Originally written at the end of Arcade, our first “Universal You-Ship-We-Ship” program which ran during the summer of 2024. This is the first of three essays intended to introduce newcomers to some of the philosophical underpinnings of Hack Club.

What is Hack Club?

In the last 8 weeks, as ~8k new people have joined our Slack Channel, we’ve put a lot of effort into explaining what Arcade is (and in some ways, we still haven’t done a great job there). However, we’ve put almost no effort into explaining what Hack Club is. Understandably, a lot of new people have assumed that Hack Club is Arcade. Some have even asked us if the Slack will be shut down at the end of the summer! In fact, Hack Club was already 8 years old when Arcade started.

So what is it? It’s actually not easy to define Hack Club. It’s a lot of different things, with many separate projects running under the umbrella of one foundation. Some of the components that make up Hack Club are:

  • A global network of after-school clubs
  • A large online community, here on Slack
  • A collection of “You Ship, We Ship” programs (Blot, Sprig, OnBoard, etc)
  • An irregular series of temporary virtual programs (Arcade, Summer of Making, Winter Hardware Wonderland, etc)
  • A handful of HQ-run events every year
  • Several hundred community-run events every year
  • A large fiscal sponsorship program
  • An internship and gap-year program for the teenagers who run the show here
  • A physical headquarters slowly taking over the town of Shelburne, Vermont

And here are here are a few descriptions we’ve used to summarize all that over the years:

  • Hack Club is a community of teenagers who build things with technology
  • Hack Club is building projects with your friends
  • Hack Club is a nice place where nice people do nice things for each other
  • Hack Club is a long-term bet that the best technical education program for teenagers can be built by other teenagers
  • Hack Club is the community that its founders wished they had in high school

To take it one step further, we could try to summarize all those summaries like this: Hack Club is hacker culture for teenagers, institutionalized.

So why do we want to do that? Why are we building an institution to support hacker culture? Because hacker culture is built on the values of the hacker ethic, and we think those values are important. I considered trying to explain why, but… if you’re here, chances are you don’t need me to. Despite the importance of hacker ethic, there are very few institutions dedicated to propagating it, and even fewer for teenagers specifically. We want to fill that gap.

I could end this essay here, but I’d like to cover one final definition of Hack Club, grander and more ambitious than all the others: Hack Club is the hacker-oriented arm of the public education system.

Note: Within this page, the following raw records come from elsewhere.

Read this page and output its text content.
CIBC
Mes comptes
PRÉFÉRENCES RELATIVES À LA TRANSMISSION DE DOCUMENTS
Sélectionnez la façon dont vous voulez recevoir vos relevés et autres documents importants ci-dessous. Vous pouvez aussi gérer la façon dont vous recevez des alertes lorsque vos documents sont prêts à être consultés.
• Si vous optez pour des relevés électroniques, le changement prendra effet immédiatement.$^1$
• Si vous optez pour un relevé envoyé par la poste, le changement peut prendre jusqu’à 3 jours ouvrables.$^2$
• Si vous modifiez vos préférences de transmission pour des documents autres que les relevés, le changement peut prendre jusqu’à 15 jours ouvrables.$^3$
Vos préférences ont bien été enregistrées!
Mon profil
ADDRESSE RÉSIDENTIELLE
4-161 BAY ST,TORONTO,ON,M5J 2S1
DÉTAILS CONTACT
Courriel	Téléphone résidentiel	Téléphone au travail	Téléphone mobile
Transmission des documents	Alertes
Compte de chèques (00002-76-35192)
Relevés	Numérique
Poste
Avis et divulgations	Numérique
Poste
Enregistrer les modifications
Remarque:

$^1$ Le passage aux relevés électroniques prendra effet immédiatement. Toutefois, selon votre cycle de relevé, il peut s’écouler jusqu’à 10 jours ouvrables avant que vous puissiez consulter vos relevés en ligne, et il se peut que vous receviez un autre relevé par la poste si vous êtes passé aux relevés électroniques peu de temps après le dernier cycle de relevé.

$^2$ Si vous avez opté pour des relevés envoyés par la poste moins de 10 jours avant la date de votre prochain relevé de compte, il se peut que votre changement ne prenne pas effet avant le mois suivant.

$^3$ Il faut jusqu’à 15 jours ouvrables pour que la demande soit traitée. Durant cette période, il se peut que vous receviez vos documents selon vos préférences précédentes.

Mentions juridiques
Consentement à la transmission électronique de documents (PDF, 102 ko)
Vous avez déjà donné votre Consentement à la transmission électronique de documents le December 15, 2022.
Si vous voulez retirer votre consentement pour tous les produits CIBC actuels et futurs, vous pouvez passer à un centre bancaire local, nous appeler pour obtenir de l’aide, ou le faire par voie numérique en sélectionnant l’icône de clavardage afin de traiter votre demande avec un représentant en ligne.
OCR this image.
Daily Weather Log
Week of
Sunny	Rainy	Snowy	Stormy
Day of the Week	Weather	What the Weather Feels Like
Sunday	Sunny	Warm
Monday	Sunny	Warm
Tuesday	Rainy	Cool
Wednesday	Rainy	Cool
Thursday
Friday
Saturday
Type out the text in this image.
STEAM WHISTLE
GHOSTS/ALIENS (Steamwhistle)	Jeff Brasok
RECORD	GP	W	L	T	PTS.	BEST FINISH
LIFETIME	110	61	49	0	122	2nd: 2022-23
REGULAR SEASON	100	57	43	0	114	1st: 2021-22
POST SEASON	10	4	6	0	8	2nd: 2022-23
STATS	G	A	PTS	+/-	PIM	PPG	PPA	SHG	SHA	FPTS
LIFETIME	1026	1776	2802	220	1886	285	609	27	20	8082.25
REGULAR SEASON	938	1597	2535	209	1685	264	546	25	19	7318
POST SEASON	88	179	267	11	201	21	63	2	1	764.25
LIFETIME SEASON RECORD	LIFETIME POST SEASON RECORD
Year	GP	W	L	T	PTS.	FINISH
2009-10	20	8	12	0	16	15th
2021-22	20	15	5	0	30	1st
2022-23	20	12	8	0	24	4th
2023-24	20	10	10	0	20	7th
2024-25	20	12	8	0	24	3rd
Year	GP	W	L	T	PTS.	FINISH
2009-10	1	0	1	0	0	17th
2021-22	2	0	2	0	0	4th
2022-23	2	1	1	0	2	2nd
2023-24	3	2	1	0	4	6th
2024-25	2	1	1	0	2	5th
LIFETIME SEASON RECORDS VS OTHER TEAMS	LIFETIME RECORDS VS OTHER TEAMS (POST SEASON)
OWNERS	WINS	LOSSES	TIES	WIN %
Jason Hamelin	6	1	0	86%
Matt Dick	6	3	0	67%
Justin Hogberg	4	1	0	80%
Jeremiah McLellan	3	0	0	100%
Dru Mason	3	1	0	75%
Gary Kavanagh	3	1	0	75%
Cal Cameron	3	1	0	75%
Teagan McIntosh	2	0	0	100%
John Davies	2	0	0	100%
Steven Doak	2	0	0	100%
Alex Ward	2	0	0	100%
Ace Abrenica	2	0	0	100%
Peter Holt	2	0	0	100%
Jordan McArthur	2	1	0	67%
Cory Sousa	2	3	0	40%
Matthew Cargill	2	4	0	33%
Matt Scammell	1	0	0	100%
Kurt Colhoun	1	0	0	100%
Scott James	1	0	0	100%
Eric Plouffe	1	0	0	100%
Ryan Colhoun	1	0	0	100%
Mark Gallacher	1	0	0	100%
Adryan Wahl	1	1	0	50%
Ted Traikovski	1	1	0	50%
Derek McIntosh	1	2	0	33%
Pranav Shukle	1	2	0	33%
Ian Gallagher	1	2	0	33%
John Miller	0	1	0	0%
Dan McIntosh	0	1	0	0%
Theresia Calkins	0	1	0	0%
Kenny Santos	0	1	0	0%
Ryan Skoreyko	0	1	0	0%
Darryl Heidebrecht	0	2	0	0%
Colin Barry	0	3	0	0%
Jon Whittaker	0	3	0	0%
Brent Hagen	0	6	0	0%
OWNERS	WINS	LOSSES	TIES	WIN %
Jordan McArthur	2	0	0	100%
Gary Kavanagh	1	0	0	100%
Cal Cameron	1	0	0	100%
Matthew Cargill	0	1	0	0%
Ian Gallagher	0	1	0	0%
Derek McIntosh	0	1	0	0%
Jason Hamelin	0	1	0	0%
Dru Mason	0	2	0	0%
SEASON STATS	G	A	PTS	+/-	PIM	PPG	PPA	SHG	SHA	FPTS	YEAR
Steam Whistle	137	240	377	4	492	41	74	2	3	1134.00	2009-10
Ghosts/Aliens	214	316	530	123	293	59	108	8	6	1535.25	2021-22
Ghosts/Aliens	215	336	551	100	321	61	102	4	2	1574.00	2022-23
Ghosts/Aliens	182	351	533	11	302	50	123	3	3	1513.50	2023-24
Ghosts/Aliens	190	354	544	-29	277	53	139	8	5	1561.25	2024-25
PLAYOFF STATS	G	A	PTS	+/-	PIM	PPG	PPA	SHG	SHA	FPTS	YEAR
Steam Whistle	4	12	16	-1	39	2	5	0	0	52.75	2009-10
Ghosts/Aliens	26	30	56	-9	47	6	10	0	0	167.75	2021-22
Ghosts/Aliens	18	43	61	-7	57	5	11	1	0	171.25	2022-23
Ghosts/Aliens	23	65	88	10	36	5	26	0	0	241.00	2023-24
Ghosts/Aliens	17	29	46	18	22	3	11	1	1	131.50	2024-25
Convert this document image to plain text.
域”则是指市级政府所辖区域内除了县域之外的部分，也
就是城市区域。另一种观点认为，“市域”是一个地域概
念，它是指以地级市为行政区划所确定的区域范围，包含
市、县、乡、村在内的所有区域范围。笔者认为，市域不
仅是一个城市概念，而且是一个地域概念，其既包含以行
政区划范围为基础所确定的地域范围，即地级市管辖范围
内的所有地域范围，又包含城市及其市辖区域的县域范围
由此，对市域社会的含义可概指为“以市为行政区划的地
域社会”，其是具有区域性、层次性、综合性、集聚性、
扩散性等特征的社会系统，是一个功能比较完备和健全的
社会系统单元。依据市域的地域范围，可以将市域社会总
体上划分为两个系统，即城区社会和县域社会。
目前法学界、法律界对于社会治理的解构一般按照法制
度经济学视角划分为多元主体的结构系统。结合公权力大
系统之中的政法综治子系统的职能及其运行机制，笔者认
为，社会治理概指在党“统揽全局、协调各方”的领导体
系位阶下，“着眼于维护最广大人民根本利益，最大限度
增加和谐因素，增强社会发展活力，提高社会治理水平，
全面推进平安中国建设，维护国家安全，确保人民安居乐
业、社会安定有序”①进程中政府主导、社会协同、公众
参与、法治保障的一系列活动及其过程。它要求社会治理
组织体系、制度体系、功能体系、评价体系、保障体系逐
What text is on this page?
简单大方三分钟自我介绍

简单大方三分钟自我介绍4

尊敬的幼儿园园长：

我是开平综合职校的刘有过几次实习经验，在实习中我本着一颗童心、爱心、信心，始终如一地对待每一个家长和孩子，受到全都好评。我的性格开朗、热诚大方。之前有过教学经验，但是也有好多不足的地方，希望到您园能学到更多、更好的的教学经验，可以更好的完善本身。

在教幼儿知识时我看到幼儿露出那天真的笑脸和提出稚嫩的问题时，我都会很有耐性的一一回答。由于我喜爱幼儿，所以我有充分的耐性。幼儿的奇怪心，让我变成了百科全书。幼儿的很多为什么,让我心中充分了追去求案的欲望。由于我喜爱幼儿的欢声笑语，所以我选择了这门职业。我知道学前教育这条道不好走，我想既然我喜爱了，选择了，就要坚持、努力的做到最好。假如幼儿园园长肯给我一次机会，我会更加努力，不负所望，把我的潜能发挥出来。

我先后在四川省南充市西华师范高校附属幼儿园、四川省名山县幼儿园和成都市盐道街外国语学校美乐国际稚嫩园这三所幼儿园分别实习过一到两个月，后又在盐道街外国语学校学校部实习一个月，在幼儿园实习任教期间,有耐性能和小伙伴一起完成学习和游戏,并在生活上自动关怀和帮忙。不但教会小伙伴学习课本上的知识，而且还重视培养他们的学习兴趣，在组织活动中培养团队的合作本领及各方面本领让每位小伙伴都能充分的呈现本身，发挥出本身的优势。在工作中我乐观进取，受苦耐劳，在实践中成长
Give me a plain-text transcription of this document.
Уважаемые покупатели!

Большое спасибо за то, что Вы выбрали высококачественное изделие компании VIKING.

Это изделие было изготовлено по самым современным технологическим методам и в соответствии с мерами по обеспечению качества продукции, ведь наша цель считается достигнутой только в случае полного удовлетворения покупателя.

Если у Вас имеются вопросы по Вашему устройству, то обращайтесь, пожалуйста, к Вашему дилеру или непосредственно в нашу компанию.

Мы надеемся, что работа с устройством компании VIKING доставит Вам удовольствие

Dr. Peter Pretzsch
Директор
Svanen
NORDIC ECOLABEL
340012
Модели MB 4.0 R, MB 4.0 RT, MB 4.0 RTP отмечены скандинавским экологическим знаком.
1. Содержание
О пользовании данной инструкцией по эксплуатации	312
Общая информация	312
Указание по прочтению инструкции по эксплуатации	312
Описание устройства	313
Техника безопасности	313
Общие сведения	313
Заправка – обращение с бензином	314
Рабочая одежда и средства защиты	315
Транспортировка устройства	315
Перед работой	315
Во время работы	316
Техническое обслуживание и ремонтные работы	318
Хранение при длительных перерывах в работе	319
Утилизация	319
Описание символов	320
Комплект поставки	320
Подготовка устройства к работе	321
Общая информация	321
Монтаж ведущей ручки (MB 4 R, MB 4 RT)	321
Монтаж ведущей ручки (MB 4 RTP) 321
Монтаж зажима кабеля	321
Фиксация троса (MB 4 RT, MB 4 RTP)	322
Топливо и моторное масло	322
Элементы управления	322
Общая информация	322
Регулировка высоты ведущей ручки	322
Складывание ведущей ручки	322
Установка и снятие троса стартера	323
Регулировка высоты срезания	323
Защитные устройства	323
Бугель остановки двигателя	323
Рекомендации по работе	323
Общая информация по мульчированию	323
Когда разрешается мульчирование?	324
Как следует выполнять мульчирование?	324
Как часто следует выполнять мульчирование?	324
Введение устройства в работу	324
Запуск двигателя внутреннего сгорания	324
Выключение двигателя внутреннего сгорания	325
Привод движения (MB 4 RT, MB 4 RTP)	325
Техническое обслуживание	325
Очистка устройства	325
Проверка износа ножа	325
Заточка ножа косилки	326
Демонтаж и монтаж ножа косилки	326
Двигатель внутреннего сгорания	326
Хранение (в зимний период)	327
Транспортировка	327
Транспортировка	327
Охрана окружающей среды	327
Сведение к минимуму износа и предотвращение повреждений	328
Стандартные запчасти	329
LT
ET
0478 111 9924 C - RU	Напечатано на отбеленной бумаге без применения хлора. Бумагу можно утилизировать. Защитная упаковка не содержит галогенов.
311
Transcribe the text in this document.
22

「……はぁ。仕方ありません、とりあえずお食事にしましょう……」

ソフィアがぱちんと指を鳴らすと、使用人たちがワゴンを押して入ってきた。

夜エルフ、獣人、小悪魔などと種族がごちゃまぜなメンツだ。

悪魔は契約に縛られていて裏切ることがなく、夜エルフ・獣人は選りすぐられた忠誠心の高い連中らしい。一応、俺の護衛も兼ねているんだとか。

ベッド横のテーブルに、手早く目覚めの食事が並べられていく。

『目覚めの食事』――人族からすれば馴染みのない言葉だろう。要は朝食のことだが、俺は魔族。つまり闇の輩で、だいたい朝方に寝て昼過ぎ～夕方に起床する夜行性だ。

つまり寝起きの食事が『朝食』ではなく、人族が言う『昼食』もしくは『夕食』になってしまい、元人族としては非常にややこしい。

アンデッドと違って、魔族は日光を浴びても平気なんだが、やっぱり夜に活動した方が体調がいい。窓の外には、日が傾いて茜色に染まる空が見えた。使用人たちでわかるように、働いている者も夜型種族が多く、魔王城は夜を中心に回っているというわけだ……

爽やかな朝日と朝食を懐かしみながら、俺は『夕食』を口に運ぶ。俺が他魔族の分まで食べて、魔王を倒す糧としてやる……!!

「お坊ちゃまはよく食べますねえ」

To unpack that, let’s zoom way out and consider that the 20th century witnessed a remarkable change in the problems faced by humanity: for most of history, our greatest challenges have been imposed by nature. Disease. Hunger. Shelter. Today, however, a remarkable share of our greatest challenges are problems we created for ourselves. Climate change. Pollution. Obesity. Nuclear proliferation. Ecosystem collapse.

The 20th century was defined by the industrial revolution, when we just needed people to build new complex systems from the primitive blocks of nature. Today we need something more: we need people who can manipulate, adapt, extend, and sometimes even dismantle the complex systems we’ve already built. We need people working within established systems in ways that go beyond their original design and architecture, because in their present configuration those systems are literally killing us. Across all levels of government, technology, agriculture, education, we need people with a different skillset and mindset than what you learn in a school system designed for the industrial revolution. In a word, we need hackers… and schools today are simply not set up to produce hackers. For all the ways the world has changed in the last century, schools have barely changed at all.

Hack Club is a way of hacking the education system to produce more hackers. That’s our mission… and we need your help. Look around our website, slack channel, or any event with our name on it. Wherever your gaze may fall, odds are you are looking at something that was partly or wholly created by a high-schooler. Hack Club was founded by a sixteen-year-old who dropped out of high school because he knew that his school couldn’t offer the skills or community that he needed. We hope you will stick around after Arcade is over, because if we’re gonna build the hacker-oriented arm of the public education system, we’re gonna need a lot of hackers.